According to the fourth quarter budget performance report 2020-2021 of the Department of National Budget, Ministry of Finance, the fiscal balance as a percentage of Gross Domestic Product (GDP) of Nu 186.65bn has decreased from 7.36% to 7.08% at the end of 4th quarter.
The reason for the drop is mainly attributed to withdrawal of capital budget during the Mid-Year Budget Review Exercise.
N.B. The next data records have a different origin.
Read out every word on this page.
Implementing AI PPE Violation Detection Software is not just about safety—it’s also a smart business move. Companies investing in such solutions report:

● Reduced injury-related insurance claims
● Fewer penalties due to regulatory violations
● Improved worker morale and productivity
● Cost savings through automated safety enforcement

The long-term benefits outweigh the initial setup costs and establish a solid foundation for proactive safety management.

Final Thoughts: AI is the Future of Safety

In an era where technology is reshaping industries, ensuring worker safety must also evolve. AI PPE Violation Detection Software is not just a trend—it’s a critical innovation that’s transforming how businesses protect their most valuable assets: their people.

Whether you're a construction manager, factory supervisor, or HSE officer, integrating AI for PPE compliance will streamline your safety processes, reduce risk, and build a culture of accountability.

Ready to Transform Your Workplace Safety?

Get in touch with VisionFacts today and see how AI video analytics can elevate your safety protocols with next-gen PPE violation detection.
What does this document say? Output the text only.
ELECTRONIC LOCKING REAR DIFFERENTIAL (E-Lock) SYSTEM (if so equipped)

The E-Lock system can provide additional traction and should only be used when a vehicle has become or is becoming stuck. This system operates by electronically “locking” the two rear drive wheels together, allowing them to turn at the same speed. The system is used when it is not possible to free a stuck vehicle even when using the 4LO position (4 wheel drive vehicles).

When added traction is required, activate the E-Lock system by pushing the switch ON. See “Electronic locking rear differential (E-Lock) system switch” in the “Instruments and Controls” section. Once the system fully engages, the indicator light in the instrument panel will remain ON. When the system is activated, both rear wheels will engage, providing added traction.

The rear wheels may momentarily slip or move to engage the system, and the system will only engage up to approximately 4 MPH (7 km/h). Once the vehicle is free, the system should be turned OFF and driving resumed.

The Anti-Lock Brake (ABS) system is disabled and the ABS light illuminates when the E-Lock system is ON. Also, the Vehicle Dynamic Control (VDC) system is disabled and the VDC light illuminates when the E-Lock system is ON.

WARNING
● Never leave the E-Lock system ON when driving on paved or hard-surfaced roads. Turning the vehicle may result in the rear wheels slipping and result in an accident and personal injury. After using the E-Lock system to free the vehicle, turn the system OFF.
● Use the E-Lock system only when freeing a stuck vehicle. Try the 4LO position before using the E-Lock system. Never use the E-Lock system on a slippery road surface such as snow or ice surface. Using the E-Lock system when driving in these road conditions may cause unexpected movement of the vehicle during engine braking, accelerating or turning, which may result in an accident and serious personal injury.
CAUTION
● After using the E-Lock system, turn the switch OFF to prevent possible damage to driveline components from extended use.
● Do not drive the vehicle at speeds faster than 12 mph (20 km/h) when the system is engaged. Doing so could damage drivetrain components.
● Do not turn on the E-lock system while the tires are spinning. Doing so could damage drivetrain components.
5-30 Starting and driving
The improvement in the fiscal deficit is also due to the increase in the resources under the budgetary grants.
The report states that the resource and budget have increased by 8% and 3% respectively at the end of the FY 2020-21. The increase in the resource is mainly due to the incorporation of external donor support of Nu 3.34bn.
To this end, the Asian Development Bank (ADB) granted Nu 563.506mn, European Union Nu 1,136.127mn, Austrian Government Nu 67.250mn, GFATM Nu 99.666 5mn, Government of India (GoI) Nu 1,090.802mn, besides the UN agencies granting Nu 229.328mn and World Health Organization (WHO) Nu 154.628mn during the financial year.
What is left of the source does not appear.